Achado 1 - medição e aceite de serviços de revestimento do pavimento cuja qualidade não atende ao especificado nos projetos, contrato e normas técnicas

(...)

Acompanho as manifestações uniformes. Com relação às questões preliminares, deixo de acolhê-las. Denota-se que a obra, consoante salientou a CGM, foi suspensa em 07/08/2019, de modo que, à época em que houve a venda das cotas societárias do Senhor Alberto Guedes Pereira, a obra se encontrava em plena execução. A unidade técnica também destacou que os boletins de medição e os termos aditivos de reequilíbrio econômico-financeiro do contrato foram por ele assinados. Em relação ao Senhor Sérgio da Silva José, este se tornou sócio majoritário da empresa e, ainda que tal fato tenha ocorrido apenas ao final de 2019, a própria defesa afirma que sua função está "vinculada à fase de reparos na obra e busca pela entrega adequada do objeto do contrato". Dessa forma, entendo que a responsabilidade de tais agentes é questão que deve ser analisada no mérito da demanda.
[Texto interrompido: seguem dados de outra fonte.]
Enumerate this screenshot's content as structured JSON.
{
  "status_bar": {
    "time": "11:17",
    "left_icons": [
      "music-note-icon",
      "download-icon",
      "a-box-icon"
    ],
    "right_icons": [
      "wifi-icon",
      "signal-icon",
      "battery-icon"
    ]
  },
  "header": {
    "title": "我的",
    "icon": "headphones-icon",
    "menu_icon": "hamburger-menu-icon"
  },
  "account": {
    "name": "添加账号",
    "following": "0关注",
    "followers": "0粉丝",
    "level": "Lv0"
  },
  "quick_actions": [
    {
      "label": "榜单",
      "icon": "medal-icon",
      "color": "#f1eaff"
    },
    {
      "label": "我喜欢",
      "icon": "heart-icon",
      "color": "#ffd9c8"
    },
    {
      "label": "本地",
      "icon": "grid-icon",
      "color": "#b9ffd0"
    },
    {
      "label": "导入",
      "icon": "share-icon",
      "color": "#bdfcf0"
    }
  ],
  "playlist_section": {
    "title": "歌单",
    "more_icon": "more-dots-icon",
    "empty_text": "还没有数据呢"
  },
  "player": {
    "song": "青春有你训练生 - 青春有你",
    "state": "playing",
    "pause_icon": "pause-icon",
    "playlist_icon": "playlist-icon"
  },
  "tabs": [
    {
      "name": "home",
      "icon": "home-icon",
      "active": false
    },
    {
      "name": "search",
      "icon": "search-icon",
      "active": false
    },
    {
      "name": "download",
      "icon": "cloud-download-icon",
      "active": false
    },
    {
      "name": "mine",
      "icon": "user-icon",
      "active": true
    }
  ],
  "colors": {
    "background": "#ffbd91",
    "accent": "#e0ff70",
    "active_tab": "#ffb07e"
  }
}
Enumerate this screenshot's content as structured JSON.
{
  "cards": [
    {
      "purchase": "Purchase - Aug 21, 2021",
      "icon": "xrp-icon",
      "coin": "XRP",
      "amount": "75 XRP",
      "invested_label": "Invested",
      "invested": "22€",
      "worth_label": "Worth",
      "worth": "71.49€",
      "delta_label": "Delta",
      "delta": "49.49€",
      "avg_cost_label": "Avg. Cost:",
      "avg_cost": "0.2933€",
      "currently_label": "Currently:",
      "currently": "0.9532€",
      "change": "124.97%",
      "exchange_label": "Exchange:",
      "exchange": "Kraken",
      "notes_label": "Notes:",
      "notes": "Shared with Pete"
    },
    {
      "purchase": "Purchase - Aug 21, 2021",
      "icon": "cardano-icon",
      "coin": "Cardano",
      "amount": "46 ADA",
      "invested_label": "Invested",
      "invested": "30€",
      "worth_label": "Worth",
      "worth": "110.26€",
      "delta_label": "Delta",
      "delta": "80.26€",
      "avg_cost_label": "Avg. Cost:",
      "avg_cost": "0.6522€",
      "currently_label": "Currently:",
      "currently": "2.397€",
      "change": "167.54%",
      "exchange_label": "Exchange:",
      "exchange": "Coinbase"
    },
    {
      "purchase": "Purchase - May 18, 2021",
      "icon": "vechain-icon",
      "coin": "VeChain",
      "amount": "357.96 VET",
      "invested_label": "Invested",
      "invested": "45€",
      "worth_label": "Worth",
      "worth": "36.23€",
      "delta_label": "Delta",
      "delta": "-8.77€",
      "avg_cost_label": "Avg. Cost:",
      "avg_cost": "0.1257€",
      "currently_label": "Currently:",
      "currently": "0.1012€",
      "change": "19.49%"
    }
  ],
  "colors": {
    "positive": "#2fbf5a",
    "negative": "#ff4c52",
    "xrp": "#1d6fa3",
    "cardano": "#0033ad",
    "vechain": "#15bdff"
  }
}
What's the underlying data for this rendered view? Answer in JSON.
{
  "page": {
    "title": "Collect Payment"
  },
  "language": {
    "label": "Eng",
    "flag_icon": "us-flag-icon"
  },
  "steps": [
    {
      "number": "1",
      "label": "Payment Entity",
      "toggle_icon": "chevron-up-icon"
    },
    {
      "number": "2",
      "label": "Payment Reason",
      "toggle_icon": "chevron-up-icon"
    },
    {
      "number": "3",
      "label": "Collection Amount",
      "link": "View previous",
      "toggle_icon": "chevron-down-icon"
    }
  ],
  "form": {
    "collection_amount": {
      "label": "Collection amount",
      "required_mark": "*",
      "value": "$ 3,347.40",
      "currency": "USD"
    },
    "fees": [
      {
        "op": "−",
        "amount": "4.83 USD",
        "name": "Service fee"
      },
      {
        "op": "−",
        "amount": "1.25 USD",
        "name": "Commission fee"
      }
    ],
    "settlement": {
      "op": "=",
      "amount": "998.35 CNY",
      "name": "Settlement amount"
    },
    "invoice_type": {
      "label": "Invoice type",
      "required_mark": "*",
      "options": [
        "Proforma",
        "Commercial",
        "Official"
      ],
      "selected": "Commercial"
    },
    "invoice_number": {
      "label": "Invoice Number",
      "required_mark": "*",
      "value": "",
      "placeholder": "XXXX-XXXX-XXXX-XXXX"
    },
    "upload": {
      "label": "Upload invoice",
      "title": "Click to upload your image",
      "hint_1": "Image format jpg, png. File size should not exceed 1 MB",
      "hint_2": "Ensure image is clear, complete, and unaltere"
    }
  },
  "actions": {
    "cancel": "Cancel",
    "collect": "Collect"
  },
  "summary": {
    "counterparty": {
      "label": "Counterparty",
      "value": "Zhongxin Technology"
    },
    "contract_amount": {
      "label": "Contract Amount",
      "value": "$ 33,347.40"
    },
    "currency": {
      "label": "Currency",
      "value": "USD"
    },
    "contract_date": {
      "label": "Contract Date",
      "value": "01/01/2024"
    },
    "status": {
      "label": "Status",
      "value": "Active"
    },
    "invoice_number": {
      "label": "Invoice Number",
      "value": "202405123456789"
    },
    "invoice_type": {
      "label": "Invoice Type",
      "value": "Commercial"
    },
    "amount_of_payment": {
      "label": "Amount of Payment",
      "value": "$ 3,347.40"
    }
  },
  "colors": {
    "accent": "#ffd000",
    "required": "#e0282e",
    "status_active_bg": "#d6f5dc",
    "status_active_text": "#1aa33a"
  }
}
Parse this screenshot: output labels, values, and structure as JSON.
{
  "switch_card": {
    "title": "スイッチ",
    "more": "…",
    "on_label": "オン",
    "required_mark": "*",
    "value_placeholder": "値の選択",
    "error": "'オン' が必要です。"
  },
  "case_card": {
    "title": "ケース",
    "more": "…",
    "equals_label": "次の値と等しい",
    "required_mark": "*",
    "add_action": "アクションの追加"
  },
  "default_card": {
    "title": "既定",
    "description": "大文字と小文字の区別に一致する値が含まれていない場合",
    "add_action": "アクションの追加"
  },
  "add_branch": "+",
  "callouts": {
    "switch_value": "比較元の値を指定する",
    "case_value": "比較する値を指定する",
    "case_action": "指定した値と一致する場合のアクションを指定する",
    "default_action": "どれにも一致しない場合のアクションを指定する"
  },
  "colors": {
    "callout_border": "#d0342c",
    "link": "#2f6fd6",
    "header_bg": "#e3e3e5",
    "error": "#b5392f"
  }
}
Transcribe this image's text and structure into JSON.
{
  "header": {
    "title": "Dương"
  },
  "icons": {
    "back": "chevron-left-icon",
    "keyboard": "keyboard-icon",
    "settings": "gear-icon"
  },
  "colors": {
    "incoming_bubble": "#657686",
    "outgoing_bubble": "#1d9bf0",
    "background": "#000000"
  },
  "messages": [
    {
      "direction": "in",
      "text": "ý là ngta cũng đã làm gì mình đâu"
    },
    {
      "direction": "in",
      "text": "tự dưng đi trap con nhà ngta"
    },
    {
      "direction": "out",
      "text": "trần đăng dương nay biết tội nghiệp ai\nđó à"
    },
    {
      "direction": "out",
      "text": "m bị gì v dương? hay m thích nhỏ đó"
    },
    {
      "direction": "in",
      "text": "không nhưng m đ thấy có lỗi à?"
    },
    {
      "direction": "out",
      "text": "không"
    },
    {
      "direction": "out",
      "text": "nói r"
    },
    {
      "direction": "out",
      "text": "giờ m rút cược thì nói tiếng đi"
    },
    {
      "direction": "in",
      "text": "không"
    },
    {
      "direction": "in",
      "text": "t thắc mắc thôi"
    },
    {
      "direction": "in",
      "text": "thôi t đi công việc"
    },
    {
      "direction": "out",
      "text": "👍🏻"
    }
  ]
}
Quanto à alegação de cerceamento de defesa, não foi demonstrado que a pandemia de COVID-19 tenha causado prejuízo à defesa, cumprindo ressaltar que, embora tenha apresentado contraditório em 2020, até o momento, o Senhor Alberto Guedes Pereira não compareceu novamente aos autos para solicitar a juntada de qualquer elemento probatório adicional. No mérito, observa-se que os vícios constatados no revestimento asfáltico não foram elididos pela defesa, porquanto não há demonstração técnica nos autos, a título de contraprova, da inexistência das inconformidades relatadas pela equipe de fiscalização. Não consta que, a cada medição, a empresa tenha, efetivamente, apresentado à Administração Pública os ensaios de controle tecnológico, como condição para aceite e pagamento pelos serviços executados. Vale consignar, nesse aspecto, o seguinte destaque feito pela empresa fornecedora da massa asfáltica:

"Esta dosagem inicial refere-se as amostras enviadas. Um ajuste de campo pode ser necessário com o avanço da obra. Normalmente é necessária uma checagem constante da dosagem, devido a possível variação da matriz pétrea, do processo de usinagem e de compactação."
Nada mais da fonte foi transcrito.